Hamlet : photo, Julia Stiles La vraie Katarina Stratford

 

Ado nerveux et tourmenté, Hamlet parcourt les allées des vidéoclubs comme une âme en peine tout en s’interrogeant sur le sens de la vie. « Je pense que qui que ce soit n’a jamais déambulé dans un vidéoclub sans finir par songer à se suicider« , plaisantait d’ailleurs Ethan Hawkes aux colonnes de Combustible Celluloid en 2000. Affublé d’un bonnet ridicule censé moquer la couronne qui ne lui reviendra jamais, il s’enferme seul dans ses quartiers pour mieux s’y entourer d’écrans, et revisionner inlassablement À L’Est d’Eden.

Cette panoplie d’appareils électroniques le soulage, puisque soumise à sa volonté ; mais leur foisonnement implique également une propension à la déconnexion humaine, au vertige.
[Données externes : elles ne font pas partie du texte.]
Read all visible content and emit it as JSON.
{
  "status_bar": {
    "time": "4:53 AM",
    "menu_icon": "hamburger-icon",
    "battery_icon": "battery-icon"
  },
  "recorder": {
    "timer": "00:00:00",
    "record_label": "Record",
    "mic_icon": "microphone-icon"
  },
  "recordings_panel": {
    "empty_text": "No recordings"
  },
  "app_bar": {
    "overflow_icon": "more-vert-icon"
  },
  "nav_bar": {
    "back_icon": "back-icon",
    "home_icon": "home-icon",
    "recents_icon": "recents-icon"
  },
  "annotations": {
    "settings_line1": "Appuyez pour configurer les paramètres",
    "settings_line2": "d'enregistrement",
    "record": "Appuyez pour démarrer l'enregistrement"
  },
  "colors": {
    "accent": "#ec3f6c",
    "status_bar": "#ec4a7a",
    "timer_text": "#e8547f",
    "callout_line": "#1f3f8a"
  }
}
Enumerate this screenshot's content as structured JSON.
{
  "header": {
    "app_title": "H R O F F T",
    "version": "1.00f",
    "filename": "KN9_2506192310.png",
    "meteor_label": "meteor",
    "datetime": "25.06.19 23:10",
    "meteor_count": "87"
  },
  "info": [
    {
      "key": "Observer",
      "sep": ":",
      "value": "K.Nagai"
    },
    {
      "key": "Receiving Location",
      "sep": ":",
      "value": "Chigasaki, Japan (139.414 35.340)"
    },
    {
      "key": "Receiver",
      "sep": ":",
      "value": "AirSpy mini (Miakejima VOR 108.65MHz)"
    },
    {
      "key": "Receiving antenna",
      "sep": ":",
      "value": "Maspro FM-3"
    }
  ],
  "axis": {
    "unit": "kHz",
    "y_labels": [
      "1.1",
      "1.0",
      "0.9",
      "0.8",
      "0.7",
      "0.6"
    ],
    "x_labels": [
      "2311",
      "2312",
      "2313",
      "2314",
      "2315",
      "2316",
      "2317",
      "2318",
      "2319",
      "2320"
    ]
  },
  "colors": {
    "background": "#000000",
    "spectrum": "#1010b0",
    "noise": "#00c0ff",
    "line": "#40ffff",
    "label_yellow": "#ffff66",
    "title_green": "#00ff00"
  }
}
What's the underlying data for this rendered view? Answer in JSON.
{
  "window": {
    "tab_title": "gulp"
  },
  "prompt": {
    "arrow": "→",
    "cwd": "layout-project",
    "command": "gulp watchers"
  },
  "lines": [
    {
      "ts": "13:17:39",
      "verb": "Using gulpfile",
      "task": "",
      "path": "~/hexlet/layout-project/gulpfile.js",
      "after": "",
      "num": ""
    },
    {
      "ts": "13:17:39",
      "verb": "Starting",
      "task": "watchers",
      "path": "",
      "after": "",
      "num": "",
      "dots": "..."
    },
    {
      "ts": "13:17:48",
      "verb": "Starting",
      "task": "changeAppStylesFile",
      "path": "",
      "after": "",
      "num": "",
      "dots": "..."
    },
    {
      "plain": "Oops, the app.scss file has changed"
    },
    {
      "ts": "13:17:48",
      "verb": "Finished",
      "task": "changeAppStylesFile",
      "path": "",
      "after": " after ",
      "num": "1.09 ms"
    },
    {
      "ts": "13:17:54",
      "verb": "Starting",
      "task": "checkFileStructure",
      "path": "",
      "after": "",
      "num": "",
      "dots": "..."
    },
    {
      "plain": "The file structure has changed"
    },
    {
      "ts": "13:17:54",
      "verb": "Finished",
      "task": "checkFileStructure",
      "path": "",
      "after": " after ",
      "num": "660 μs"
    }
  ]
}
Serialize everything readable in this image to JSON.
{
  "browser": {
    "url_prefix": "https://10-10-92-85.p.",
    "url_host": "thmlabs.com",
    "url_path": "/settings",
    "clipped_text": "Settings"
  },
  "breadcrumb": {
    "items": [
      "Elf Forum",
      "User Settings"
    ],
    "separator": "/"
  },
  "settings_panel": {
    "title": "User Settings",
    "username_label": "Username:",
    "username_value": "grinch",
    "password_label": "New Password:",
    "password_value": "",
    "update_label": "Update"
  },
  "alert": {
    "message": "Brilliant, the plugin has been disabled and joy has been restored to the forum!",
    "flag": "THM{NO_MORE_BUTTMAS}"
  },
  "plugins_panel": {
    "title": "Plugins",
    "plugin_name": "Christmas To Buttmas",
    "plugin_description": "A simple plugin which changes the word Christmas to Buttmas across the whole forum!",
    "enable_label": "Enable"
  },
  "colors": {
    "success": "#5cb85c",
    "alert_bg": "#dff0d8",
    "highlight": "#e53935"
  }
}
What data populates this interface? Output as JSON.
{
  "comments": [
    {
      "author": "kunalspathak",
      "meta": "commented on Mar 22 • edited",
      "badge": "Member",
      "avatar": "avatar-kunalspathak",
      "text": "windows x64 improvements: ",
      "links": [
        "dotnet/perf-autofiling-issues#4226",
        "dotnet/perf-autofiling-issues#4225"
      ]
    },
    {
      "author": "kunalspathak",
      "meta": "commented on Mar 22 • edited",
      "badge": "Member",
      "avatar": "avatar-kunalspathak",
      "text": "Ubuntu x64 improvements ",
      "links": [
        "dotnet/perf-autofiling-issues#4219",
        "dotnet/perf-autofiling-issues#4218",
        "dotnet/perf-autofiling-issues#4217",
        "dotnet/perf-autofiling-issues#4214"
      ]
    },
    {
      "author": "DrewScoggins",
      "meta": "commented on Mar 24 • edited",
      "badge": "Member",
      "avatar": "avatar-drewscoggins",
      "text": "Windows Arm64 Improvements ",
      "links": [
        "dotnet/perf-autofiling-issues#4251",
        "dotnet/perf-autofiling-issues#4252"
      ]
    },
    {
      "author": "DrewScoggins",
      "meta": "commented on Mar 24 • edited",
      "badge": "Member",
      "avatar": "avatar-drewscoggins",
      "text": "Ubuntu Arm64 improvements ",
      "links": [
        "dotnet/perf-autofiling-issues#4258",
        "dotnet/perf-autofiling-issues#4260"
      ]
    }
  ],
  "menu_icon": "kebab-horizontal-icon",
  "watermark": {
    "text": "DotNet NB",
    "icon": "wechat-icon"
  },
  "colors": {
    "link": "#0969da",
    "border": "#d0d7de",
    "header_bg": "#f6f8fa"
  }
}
Le temps passe vite ; l’évolution est perpétuelle, impitoyable et l’humain peine à suivre le rythme. « Le fait que la plupart des technologies figurées dans le film sont désormais obsolètes me semble à la fois douloureux et comique […]. Mes sentiments vis-à-vis des écrans, d’internet, ou encore des surplus d’informations n’ont pas changé, cela dit« , a ainsi écrit le cinéaste à la journaliste Virginia Heffernan en 2021. 

 

Hamlet : photo, Ethan Hawke, Sam Shepard « Est-ce tu recycles bien tes cannettes de bière fils ? C’est important pour la planète »

 

C’est possiblement à s’y méprendre, mais le fantôme de la pièce originale n’est pas celui du film d’Almereyda ; c’est moins le passé qui revient hanter personnages et spectateurs que le futur et l’incertitude qu’il sous-tend. Les terreurs tacites du récit sont les mêmes de 1603 à 2024, si ce n’est qu’elles ont gagné en ampleur au gré des ans. Un constat d’autant plus seyant que la dépendance de l’humain au numérique et le climat sociopolitique actuel n’ont jamais semblé plus funestes qu’à présent.

Si le dispositif diffère, Shakespeare et Almereyda évoquent ainsi la même prophétie : l’homme est corruptible. Et après son passage, seules resteront les images de ses pêchés. Alors peut-être que la question n’est pas tant « être ou ne pas être » ? Peut-être qu’elle relève davantage du devenir que de l’instant T.